Entrato a far parte del Corpo nel 1979, ne aveva risalito la scala gerarchica, fino al ricoprire la carica di Vice Comandante, conferitagli nel 1990. Possedeva un bagaglio di conoscenza ed esperienza individuali e lo aveva dimostrato in varie occasioni, sia durante gli interventi, che in campo sportivo, portando la sua squadra ad ottenere numerosi successi, quali la medaglia d'oro alle Olimpiadi di Varsavia del 1989 ed ai Giochi internazionali svoltisi in Belgio e in Jugoslavia.

In tutti gli interventi ai quali partecipava, in ogni impegno che si assumeva ed in tutte le occasioni in cui la sua presenza era indispensabile, ha sempre dimostrato altruismo, capacità, senso del dovere, solidarietà e soprattutto passione. 

Purtroppo le sue doti e la sua preparazione non hanno potuto opporsi al tragico destino che a 41 anni la ha strappato alla sua famiglia ed alla comunità.

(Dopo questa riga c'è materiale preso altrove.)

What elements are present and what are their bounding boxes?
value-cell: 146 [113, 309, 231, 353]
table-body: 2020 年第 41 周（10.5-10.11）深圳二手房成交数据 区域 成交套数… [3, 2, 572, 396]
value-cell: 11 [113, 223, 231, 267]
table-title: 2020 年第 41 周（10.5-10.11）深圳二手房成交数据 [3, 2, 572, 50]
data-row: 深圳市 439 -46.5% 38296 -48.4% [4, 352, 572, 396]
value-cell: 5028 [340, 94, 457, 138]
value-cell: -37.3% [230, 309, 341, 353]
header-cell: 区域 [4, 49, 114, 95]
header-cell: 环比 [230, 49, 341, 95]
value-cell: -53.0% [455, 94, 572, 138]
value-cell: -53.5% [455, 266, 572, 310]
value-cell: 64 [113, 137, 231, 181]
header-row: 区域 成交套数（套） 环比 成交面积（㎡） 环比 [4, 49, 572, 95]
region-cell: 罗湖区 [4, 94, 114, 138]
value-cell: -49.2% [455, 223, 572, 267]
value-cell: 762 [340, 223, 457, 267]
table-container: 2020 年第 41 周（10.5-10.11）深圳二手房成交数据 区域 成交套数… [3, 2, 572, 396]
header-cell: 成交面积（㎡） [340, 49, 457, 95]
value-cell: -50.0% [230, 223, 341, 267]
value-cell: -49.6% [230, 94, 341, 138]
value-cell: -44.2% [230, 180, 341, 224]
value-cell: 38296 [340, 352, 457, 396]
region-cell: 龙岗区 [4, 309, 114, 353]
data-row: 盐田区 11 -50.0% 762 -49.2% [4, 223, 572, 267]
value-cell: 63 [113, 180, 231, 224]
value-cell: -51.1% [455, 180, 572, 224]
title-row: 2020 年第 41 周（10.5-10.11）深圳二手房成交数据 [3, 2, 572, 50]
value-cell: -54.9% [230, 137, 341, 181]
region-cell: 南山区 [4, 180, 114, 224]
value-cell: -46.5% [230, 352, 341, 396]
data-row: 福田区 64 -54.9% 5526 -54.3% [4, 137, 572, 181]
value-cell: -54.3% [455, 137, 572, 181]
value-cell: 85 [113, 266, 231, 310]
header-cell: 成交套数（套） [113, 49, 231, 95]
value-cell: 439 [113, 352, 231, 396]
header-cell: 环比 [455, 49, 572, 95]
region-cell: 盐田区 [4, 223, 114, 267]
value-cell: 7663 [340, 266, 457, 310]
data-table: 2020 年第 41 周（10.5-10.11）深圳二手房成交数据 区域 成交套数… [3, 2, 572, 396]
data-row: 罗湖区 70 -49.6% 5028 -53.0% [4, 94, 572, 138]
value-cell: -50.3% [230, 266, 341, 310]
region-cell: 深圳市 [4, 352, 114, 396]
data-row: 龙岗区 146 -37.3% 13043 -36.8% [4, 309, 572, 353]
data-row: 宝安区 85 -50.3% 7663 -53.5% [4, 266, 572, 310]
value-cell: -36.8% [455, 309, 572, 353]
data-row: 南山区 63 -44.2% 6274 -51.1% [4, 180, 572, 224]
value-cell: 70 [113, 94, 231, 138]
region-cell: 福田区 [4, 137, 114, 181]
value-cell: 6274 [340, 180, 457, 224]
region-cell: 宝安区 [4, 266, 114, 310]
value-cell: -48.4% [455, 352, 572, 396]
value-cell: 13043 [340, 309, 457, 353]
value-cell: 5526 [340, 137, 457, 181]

Il 21 febbraio 1993, durante le operazioni di spegnimento di un furioso, e quasi sicuramente doloso incendio boschivo sui monti della periferia di Storo, non è riuscito a sfuggire alle fiamme alimentate dal vento che lo hanno investito. Soccorso dai suoi compagni e trasportato all'ospedale di Padova, dopo indicibili sofferenze durate 23 giorni, ci ha lasciati il 16 marzo 1993. Ai funerali svoltisi il 20 marzo, con allestimento della camera ardente presso la caserma dei Vigili del Fuoco, hanno partecipato un migliaio di persone, tra le quali le maggiori autorità locali e provinciali, oltre centinaia di Vigili del Fuoco provenienti da tutto il Trentino.

Nel medesimo incendio sono stati investiti dalle fiamme anche i Vigili: Salvaterra Angelo e Franco Scozzafava. Se per Franco, fortunatamente, i problemi si sono risolti in breve tempo, così non è stato purtroppo per Angelo, che, a distanza di anni, porta ancora i segni del terribile incidente, pur essendo stato sottoposto a numerosi e dolorosi interventi chirurgici.

A nome di Pino è stata intitolata la nostra Caserma e sulla facciata di quell'edificio dove Lui ha trascorso buona parte del suo tempo libero dagli impegni familiari e di lavoro - era apprezzato e competente geometra dell'Ufficio Tecnico del Comune di Tione - è stata apposta una lapide bronzea in suo ricordo, scoprendola durante una toccante e partecipata cerimonia svoltasi il 20 marzo 1994.

Il suo impegno è stato insegnamento e simbolo per tutti noi e tutti noi che l'abbiamo conosciuto ed apprezzato non potremo mai dimenticarlo.